In one week we will be a year old! How exciting! In the most Mili and Sudeshna way possible, to celebrate this milestone, we sat together for four hours this week making changes to the website that we had been meaning to make for a while. So boys and girls, do checkout our freshly minted About page if you are interested in that kind of stuff because you might see an easter egg there. If you see it, reply to this email and let me know? ;)

The Cockroach Janta Party protest did take place in Delhi by the way. It was peaceful. Decent turnout too but shockingly spare coverage by Indian mainstream media. The focus of the movement at the moment seems to be the state of education in India, which I think is good. One issue at a time, grassroot support if this thing is going to have any leg. Now, to find out if it does have any long term legs to stand on, your girl has joined their Discord recently and I have to say, it is NOT lonely in there. And they did a fairly decent job of reporting the protest in Discord real time.
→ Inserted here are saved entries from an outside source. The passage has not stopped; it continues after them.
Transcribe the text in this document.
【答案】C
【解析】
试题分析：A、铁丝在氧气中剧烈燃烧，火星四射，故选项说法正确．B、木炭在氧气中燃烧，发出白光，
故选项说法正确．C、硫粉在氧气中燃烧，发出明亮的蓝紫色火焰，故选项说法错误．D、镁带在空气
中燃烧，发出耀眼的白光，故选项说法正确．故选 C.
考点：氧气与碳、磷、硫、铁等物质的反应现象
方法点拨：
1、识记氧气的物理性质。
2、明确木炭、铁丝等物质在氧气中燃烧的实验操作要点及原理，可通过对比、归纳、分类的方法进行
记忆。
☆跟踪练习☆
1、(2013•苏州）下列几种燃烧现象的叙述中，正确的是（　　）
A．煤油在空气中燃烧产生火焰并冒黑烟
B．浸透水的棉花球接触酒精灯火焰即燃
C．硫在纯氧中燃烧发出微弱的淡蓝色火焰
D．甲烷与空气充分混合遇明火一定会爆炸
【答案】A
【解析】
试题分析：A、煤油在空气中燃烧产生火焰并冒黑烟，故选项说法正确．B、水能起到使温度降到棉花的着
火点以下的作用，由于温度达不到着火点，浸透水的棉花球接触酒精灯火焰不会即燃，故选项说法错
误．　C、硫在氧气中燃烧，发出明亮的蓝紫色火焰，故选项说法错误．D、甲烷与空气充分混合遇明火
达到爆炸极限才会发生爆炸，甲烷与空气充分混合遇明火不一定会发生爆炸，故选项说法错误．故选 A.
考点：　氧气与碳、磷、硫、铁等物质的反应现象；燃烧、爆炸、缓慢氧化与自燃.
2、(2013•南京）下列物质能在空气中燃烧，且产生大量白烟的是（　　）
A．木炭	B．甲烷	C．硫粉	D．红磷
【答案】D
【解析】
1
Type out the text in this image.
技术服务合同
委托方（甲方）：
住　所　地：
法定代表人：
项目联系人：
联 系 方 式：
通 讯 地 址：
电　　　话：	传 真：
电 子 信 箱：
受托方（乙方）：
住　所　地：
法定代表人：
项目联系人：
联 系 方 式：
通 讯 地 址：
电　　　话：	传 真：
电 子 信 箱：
Why am I sharing all of this... Well, I guess it is as much for me as for you, to keep in mind that whether this becomes, the next Gen Z movement or not, hinges on people supporting the cause before immediately becoming suspicious of anything that is anti-establishment. If only we had been this suspicious in 2014, and then in 2019, and then again in 2024, haan? We'll see where this goes. I will not give them my blind support but I will also not give them my blind suspicion. Our youth and country deserve better.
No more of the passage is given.